I stand here before you in support of a woman’s right to get drunk.
If she is of legal age, spending her own damn money and has no minors under her immediate care, I support a woman’s right to get as bleary as her heart desires.
I also support a woman’s right to casual sex. Well, what we used to call ‘casual sex’, and is now called “hooking up”. Again: Legal age? Consenting adults? Go for it. Some of the best sex you will ever have is likely to be with people you don’t even like, so seriously, it’s much better to keep that stuff casual, rather than try to convince yourself that every orgasm means something. And yes, I am releasing a line of inspirational tea-towels.
I will take to the streets to defend a woman’s right to do both those things, if they are her choice.

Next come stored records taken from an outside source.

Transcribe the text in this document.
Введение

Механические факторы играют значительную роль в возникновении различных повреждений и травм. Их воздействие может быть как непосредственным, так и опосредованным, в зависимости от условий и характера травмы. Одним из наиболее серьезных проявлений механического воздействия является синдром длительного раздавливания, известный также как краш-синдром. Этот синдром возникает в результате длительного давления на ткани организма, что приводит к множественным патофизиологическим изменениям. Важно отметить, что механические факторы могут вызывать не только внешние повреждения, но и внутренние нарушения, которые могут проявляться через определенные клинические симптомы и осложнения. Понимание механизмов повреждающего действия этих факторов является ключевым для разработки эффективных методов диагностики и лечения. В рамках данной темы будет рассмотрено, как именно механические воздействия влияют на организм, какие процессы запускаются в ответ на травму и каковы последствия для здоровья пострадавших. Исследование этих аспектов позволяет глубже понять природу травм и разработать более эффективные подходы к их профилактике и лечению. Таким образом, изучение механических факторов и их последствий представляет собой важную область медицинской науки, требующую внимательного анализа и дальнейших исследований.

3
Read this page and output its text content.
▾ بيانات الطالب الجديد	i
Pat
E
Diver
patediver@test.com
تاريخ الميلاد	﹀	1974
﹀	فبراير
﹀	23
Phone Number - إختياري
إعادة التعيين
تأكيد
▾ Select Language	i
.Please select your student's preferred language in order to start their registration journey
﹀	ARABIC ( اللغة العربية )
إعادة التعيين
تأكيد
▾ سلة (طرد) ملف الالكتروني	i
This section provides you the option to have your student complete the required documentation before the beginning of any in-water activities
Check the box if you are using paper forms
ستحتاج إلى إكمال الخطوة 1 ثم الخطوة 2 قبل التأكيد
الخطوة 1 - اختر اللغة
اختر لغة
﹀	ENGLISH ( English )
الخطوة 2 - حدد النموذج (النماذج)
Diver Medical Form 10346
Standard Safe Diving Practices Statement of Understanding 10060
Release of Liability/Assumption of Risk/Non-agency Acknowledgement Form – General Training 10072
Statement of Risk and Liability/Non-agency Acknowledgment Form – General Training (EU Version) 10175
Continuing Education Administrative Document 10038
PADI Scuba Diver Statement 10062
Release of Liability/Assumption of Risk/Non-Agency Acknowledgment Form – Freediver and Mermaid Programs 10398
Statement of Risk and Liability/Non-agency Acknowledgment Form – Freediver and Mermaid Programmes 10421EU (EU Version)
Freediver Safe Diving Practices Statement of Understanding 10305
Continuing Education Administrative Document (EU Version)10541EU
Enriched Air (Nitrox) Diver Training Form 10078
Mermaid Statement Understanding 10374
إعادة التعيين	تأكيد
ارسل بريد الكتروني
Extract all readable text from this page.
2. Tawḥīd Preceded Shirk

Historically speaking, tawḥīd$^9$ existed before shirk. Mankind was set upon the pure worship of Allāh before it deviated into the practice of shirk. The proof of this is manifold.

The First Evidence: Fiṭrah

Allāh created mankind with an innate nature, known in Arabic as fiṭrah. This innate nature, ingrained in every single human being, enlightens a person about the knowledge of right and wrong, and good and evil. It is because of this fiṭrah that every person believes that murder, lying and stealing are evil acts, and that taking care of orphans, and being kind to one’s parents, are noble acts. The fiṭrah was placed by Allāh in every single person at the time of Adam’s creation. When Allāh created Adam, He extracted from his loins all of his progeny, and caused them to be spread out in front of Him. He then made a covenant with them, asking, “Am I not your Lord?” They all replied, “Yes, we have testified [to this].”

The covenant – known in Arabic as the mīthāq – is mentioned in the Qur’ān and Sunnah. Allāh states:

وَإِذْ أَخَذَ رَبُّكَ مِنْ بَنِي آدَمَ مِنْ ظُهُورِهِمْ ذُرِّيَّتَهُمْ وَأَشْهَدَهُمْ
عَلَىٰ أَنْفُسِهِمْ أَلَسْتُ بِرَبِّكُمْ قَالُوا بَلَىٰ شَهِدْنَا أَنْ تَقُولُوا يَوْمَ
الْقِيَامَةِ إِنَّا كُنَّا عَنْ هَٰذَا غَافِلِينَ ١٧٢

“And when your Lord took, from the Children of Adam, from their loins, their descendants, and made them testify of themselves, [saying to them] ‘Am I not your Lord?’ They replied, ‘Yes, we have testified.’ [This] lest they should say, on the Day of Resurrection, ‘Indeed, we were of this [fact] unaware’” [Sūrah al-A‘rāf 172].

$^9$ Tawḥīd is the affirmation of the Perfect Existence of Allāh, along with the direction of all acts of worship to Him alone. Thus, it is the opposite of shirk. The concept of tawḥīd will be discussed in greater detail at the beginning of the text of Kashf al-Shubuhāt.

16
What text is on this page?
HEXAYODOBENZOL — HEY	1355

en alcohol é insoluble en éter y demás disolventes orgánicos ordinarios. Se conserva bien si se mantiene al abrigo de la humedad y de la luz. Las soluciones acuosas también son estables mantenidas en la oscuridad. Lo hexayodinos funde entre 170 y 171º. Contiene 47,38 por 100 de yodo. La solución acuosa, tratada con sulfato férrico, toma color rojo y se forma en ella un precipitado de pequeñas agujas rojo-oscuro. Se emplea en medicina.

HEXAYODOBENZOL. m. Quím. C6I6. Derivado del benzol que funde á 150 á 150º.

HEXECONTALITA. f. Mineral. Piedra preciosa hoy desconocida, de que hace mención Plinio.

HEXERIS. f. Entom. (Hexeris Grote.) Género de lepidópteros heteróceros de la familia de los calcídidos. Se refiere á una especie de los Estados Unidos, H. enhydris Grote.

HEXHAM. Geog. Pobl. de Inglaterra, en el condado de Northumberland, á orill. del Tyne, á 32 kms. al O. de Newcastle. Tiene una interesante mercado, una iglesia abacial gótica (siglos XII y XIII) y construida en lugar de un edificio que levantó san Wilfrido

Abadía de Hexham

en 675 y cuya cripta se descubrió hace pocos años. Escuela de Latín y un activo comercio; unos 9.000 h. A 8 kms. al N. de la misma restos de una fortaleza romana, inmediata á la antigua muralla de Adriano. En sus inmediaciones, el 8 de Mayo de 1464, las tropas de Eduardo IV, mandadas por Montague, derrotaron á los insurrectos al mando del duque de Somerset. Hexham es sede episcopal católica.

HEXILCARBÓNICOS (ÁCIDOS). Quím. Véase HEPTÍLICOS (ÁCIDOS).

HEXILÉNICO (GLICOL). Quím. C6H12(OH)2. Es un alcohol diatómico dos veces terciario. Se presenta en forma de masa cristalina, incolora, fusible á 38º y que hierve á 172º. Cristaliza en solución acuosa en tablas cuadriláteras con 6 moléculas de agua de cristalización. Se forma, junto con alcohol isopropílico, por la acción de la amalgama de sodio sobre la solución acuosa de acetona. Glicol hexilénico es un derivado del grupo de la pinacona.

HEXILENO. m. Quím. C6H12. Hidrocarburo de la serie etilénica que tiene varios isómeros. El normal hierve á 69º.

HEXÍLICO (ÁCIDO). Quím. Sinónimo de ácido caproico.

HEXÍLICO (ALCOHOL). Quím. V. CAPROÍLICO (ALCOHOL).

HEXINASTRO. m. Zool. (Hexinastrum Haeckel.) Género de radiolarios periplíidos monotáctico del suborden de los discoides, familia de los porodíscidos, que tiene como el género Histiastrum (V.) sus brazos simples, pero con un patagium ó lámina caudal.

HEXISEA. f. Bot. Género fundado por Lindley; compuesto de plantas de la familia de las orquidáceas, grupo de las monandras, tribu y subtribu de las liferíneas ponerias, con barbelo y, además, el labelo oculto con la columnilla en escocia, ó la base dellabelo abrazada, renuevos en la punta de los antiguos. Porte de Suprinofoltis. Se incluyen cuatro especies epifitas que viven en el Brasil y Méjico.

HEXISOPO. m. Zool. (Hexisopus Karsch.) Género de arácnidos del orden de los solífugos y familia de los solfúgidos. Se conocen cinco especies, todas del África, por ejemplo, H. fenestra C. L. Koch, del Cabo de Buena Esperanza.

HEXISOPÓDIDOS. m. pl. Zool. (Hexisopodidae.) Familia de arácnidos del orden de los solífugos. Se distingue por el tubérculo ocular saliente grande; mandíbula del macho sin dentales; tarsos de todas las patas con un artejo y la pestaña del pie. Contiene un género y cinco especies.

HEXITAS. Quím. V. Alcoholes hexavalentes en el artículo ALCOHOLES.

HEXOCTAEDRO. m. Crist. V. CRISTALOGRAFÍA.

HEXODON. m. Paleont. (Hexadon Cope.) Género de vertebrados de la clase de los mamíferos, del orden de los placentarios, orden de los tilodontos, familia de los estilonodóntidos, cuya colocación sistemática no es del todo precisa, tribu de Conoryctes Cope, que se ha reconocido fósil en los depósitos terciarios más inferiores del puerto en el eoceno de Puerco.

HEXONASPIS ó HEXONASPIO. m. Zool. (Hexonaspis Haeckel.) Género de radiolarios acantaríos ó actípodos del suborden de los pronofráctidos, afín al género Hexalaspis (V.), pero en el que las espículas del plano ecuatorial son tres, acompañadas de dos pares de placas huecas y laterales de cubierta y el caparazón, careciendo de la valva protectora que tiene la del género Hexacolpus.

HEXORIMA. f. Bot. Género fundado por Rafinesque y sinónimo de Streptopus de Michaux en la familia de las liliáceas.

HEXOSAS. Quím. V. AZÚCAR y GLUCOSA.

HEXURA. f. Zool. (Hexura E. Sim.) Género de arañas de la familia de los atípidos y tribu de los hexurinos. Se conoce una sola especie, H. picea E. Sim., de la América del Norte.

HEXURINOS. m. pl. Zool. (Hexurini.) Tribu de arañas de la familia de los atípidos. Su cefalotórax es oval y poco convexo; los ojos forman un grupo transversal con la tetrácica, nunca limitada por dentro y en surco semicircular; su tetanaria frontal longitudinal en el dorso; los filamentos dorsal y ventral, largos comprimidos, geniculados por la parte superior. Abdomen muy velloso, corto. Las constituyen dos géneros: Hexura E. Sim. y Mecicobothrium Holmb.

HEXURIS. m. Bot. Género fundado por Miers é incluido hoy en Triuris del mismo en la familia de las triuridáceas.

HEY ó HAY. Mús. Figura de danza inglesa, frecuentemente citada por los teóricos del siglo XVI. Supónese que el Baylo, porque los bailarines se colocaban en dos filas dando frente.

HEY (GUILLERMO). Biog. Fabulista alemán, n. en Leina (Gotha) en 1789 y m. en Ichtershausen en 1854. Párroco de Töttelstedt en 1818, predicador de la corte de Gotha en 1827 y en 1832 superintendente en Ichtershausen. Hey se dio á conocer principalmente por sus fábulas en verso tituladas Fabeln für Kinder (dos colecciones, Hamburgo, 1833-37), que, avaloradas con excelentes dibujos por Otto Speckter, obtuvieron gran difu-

So why did comedian Dawn French’s comments about “drunk girls” – where she talked her way into a proper Internet pile-on for suggesting that she was confused about some young women’s explicit sexuality – seem perfectly reasonable to me, while they flapped much of the Internet into an indignant frenzy?
In case you missed it:
Dawn French – comedian, writer, Vicar of Dibley, legend – gave an interview to the The Times last week, about a great many things.
She’s just written a confessional memoir, and after 30 years working in the sausage-fest that is the comedy world, French is being asked a lot about feminism.